In the fiscal 2007 Homeland Security spending bill -- expected to be signed by President Bush Wednesday -- lawmakers cite concerns over the department's Analysis, Dissemination, Visualization, Insight and Semantic Enhancement (ADVISE) program.
"A prototype is currently available to analysts in [the Homeland Security] Intelligence and Analysis [unit] using departmental and other data, including some on U.S. citizens," lawmakers wrote. "The ADVISE program plan, total costs and privacy impacts are unclear and therefore the conferees direct the inspector general to conduct a comprehensive program review and report within nine months of enactment of this act."
The department has spent about $40 million on the project, lawmakers added.
Critics fear that ADVISE might intrude on the privacy rights of U.S. citizens, especially by trolling their e-mails and blogs. House Appropriations ranking member David Obey, D-Wis., and Homeland Security Appropriations Subcommittee ranking member Martin Olav Sabo, D-Minn., asked the Government Accountability Office earlier this year to investigate the program.
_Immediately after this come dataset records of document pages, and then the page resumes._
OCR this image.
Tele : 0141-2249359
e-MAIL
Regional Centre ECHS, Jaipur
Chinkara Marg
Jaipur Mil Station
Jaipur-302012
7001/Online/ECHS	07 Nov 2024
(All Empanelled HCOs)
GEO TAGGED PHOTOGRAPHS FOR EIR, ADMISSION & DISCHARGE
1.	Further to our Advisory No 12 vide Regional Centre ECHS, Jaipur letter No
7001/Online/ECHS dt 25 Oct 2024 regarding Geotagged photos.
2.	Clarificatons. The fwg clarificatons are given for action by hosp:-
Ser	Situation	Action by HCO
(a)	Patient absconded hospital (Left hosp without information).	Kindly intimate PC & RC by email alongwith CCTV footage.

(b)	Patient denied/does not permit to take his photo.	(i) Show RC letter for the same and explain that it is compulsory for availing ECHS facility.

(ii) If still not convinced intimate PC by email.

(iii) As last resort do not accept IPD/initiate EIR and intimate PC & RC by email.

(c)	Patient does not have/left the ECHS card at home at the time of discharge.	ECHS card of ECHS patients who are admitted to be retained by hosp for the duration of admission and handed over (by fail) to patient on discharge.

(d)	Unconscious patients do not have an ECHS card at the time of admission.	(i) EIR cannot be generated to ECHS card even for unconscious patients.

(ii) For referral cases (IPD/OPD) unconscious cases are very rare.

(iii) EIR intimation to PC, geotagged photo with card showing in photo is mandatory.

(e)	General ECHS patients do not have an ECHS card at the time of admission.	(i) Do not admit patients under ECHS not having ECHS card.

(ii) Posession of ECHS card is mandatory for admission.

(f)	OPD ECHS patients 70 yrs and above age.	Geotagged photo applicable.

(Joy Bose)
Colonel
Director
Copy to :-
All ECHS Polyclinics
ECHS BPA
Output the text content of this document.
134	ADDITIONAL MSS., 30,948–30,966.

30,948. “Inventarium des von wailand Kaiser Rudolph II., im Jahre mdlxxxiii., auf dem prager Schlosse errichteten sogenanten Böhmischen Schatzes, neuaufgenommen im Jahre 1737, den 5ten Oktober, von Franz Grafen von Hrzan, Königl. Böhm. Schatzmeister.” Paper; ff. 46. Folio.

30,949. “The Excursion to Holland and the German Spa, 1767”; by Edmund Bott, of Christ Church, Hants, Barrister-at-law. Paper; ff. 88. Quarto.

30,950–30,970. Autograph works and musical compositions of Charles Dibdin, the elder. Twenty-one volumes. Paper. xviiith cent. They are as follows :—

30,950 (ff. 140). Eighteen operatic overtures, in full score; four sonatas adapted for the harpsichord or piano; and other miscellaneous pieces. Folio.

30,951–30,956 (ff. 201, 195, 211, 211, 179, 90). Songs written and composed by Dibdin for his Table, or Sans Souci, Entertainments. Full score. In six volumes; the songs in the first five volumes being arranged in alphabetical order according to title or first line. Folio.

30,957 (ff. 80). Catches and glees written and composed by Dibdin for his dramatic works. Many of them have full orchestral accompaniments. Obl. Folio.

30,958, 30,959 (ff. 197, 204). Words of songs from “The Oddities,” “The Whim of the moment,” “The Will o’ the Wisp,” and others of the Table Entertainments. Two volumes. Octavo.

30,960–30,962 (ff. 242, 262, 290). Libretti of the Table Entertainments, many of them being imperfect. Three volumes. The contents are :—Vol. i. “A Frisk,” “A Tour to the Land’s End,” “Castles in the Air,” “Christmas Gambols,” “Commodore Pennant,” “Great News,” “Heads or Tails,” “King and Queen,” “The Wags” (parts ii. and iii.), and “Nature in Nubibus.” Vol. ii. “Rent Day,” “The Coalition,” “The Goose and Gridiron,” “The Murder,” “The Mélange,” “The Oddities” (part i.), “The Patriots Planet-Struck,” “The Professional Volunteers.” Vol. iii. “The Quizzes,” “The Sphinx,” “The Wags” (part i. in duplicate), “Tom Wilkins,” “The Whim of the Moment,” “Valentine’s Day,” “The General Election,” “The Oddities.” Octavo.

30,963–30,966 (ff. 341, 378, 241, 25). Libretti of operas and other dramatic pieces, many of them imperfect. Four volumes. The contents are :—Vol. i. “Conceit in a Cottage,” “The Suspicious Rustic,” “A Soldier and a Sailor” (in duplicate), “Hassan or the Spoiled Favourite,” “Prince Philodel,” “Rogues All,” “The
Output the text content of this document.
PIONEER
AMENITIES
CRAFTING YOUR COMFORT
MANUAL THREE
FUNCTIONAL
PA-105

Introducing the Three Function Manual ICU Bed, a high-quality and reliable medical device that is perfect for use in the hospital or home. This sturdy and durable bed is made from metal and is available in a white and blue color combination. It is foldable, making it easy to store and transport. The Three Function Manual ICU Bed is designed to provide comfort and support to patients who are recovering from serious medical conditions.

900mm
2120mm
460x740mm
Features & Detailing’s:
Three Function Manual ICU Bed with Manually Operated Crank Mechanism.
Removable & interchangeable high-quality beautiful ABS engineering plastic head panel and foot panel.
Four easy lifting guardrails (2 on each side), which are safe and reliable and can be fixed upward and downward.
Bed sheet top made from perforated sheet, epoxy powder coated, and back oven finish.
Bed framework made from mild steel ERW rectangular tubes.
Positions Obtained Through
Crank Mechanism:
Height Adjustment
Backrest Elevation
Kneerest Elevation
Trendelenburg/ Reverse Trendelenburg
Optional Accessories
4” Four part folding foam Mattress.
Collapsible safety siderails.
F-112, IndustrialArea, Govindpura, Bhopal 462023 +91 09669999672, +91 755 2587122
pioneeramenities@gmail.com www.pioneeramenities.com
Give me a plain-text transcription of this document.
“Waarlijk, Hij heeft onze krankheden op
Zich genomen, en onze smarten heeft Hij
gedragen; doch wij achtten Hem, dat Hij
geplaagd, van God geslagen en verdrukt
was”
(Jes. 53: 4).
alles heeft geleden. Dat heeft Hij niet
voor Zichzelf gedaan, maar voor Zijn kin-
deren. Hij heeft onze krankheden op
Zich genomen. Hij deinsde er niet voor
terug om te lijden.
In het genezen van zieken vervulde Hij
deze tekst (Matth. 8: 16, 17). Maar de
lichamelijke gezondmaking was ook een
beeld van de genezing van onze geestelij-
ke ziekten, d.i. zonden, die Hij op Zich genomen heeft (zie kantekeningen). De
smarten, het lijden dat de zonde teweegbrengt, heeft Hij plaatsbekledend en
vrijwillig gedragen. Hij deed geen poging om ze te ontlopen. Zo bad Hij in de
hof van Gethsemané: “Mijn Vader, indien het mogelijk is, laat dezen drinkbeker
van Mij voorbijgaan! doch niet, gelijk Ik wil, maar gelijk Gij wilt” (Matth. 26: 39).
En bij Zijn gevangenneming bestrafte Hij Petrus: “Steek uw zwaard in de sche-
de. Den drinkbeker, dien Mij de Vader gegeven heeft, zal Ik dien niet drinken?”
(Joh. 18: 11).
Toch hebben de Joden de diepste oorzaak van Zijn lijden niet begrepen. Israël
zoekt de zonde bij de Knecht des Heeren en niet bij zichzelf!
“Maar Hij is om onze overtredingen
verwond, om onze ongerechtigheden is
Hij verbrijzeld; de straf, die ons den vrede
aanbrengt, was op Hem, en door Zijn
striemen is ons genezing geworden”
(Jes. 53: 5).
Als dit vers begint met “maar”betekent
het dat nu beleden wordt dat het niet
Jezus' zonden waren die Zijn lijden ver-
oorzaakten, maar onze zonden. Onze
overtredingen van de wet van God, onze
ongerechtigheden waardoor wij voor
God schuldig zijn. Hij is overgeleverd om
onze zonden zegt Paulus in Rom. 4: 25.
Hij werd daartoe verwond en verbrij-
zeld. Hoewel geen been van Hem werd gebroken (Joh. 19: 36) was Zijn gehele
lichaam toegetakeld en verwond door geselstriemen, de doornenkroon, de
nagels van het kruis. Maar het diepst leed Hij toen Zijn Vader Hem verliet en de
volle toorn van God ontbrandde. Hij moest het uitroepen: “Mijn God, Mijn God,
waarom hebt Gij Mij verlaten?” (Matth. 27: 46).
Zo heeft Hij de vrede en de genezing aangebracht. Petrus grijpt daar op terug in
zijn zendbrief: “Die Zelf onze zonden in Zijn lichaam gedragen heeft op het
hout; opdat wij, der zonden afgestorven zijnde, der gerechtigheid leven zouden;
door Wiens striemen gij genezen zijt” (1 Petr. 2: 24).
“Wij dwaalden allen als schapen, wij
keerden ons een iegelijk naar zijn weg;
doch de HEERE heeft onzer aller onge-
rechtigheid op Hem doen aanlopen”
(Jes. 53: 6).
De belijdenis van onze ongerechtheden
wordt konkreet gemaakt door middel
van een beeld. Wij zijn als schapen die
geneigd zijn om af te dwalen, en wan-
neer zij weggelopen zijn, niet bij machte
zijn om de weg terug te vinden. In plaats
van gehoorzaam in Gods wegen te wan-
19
"We've been long concerned about how the department treats Americans' privacy and due process rights," Sabo said during a May markup of the Homeland Security spending bill. "ADVISE appears to be a new variation on the highly controversial Defense Department Total Information Awareness program that was supposed to be terminated in 2003."
A Homeland Security Department spokesman said ADVISE is not yet an active program. When complete, he added, ADVISE will "deliver technology or a set of technologies to provide the capability to connect the dots" of intelligence, a need cited by the 9/11 Commission.
"It extracts important relationships and correlations from a wealth of data and produces actionable intelligence," he said. "What it does perform is data integration at a large scale."
But he would not describe the specific type of data collected through the program.
ADVISE is one of 12 data-mining programs used or under development by the department, the inspector general stated in an August report. That report provided an overview of each program but did not go into detail about their activities, costs and privacy impacts.
The report said ADVISE can be tailored and deployed for specific purposes and areas of interest. "For example, it is being developed to incorporate chemical, biological, radiological, nuclear and explosive threat and effects data," the IG said. "Still in development, ADVISE will connect information extracted from text and images, databases, and simulation and modeling tools to provide a watch-and-warning system for analysts."
Appropriators also expressed general concern with the department's possible use or development of data-mining technology, and directed the Homeland Security privacy officer to submit a report on those efforts.
The Homeland Security spokesman said the privacy office is doing a privacy impact assessment for ADVISE, but he did not know when it would be completed.